Monday, October 30, 2006

CFP: Philosophy of Biology

The International Society for the History, Philosophy, and Social Studies of Biology (ISHPSSB) is meeting July 25-29, 2007 in Exeter, England. Proposals are due February 15:

Biennial Meeting of the International Society for the History, Philosophy, and Social Studies of Biology (ISHPSSB)

Exeter (Great Britain), July 25-29, 2007

Since its inception, the International Society for the History, Philosophy, and Social Studies of Biology (ISHPSSB) has brought together scholars from diverse disciplinary backgrounds to discuss historical, conceptual, epistemological, political, institutional, and ethical issues of the life sciences in an open and informal setting. Over the past twenty-odd years, attendance has increased from about 60 participants to about 350 in Guelph, 2005. In 2007, we hope to continue our tradition of an inclusive and experimental approach, while meeting the challenge of increased attendance.

Scholars wishing to attend the meeting are now invited to submit session and paper proposals on the ISHPSSB website (visit http://www.ishpssb.org/meeting.html). Deadline for submissions is February 15, 2007, and abstracts should not exceed 500 words.

While individual paper submissions are welcome, we strongly encourage submission of session and panel discussion proposals. For the 2007 meeting, we especially seek sessions that

  • are innovative and cross-disciplinary in content and/or format;
  • strengthen the lines of communication among historians, philosophers, social scientists, and biologists;
  • open conversations that lead to new ways of thinking about the life sciences and the disciplines that study it;
  • bring together people of different disciplinary and national backgrounds.

The Society is open to proposals on any topic connected with the history, philosophy and social studies of the life sciences. For the 2007 meeting, we would especially welcome sessions in the following areas:

  • Interdisciplinarity.
  • Anthropology of the Life Sciences.
  • Biology and Politics.
  • Systems Biology.
  • Biology beyond the Evolutionary Synthesis.

Sunday, October 29, 2006

Upcoming conferences: PSA, 4S, HSS

In Vancouver this week, from Nov. 1 - 5, there are three concurrent science studies conferences:
the Philosophy of Science Association, the Society for the Social Studies of Science, and the History of Science Society.

The PSA, I am disappointed to say, seems to be featuring no talks explicitly on the topic of feminist approaches to philosophy of science, though a session on Friday afternoon may be smuggling them in. It is titled "Towards a more political philosophy of science." Some of us on this blog would rather not find feminist approaches always categorized as political, since the label seems to imply a particular bias.

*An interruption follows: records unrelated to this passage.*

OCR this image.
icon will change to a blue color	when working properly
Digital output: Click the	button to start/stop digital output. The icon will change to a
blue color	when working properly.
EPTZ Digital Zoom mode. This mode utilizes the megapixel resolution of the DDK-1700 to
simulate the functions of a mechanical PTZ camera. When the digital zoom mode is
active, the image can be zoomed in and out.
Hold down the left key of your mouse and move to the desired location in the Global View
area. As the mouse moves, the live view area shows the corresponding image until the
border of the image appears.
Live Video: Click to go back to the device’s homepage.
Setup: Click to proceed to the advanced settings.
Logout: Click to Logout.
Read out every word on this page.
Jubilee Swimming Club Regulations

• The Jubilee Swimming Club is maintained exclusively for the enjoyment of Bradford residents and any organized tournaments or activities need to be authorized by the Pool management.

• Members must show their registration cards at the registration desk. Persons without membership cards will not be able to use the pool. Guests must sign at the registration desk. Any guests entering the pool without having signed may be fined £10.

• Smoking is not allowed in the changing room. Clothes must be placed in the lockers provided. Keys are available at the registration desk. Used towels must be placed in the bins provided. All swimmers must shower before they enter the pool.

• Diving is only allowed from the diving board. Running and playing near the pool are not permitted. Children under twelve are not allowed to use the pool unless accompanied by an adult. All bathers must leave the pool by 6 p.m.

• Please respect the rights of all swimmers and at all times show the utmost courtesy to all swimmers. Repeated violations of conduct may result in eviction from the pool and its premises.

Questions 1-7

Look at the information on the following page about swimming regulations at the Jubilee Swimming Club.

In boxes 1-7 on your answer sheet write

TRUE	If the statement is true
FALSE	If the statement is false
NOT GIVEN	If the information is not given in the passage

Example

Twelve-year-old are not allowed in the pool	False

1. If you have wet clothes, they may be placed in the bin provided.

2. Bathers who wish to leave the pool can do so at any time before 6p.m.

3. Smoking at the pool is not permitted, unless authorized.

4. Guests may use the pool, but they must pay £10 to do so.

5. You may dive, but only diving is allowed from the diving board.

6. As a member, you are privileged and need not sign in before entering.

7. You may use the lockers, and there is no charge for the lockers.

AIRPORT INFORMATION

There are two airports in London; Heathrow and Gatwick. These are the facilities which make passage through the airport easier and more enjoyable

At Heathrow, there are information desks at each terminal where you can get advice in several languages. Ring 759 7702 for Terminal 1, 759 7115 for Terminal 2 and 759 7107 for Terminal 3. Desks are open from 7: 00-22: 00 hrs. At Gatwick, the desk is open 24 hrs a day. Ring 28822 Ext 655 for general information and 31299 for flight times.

It is the exclusion of women and of feminist thought from science and philosophy of science that is biased, not the exploration of diverse points of view.


The 4S conference has feminist inquiry scheduled throughout, too many sessions to catalog here. But we will point out those sessions of particular interest to philosophers of science:
1. Our own, of course, scheduled for Thursday morning:
"How central are values in scientific reasoning?"
2. On Friday morning, a panel of papers on Miriam Solomon's social empiricism
3. A session of author meets critics on John Zammito's A Nice Derangement of Epistemes: Post-positivism in the Study of Science from Quine to Latour on Friday afternoon
.

Book announcements: Women & Technology

Two new books have recently appeared on women and technology:

Women, Gender, and Technology
Mary Frank Fox, Deborah G. Johnson, and Sue V. Rosser, eds. (University of Illinois Press, 2006).

This is an interdisciplinary investigation of the complex relationship between gender and technology. Each of the ten chapters explores a different aspect of how gender and technology work--and are at work--in particular domains, including film narratives, reproductive technologies, information technology, and the profession of engineering. The volume's contributors include representatives of over half a dozen different disciplines, and each provides a novel perspective on the foundational idea that gender and technology co-create one another.

Unfortunately, the table of contents is not yet available for viewing either at Amazon or at the University of Illinios website, so it is impossible to know who has contributed to the volume and on what topics without buying the book. Deborah Johnson is an ethicist who has written a textbook on computer ethics, so we can expect that there will be some contributions of interest to feminist theorists.

The other book is
Women and Information Technology: Research on Underrepresentation
Joanne McGrath Cohoon and William Aspray, eds. (MIT Press, 2006).

Computing remains a heavily male-dominated field even after twenty-five years of extensive efforts to promote female participation. The contributors to Women and Information Technology look at reasons for the persistent gender imbalance in computing and explore some strategies intended to reverse the downward trend. The studies included are rigorous social science investigations; they rely on empirical evidence--not rhetoric, hunches, folk wisdom, or off-the-cuff speculation about supposed innate differences between men and women.

This volume is focused on sociology rather than theory, but it will be interesting to examine the various types of explanations that are given for the continuing disparity in IT as well as evaluations of the remedies that have been implemented in educational settings.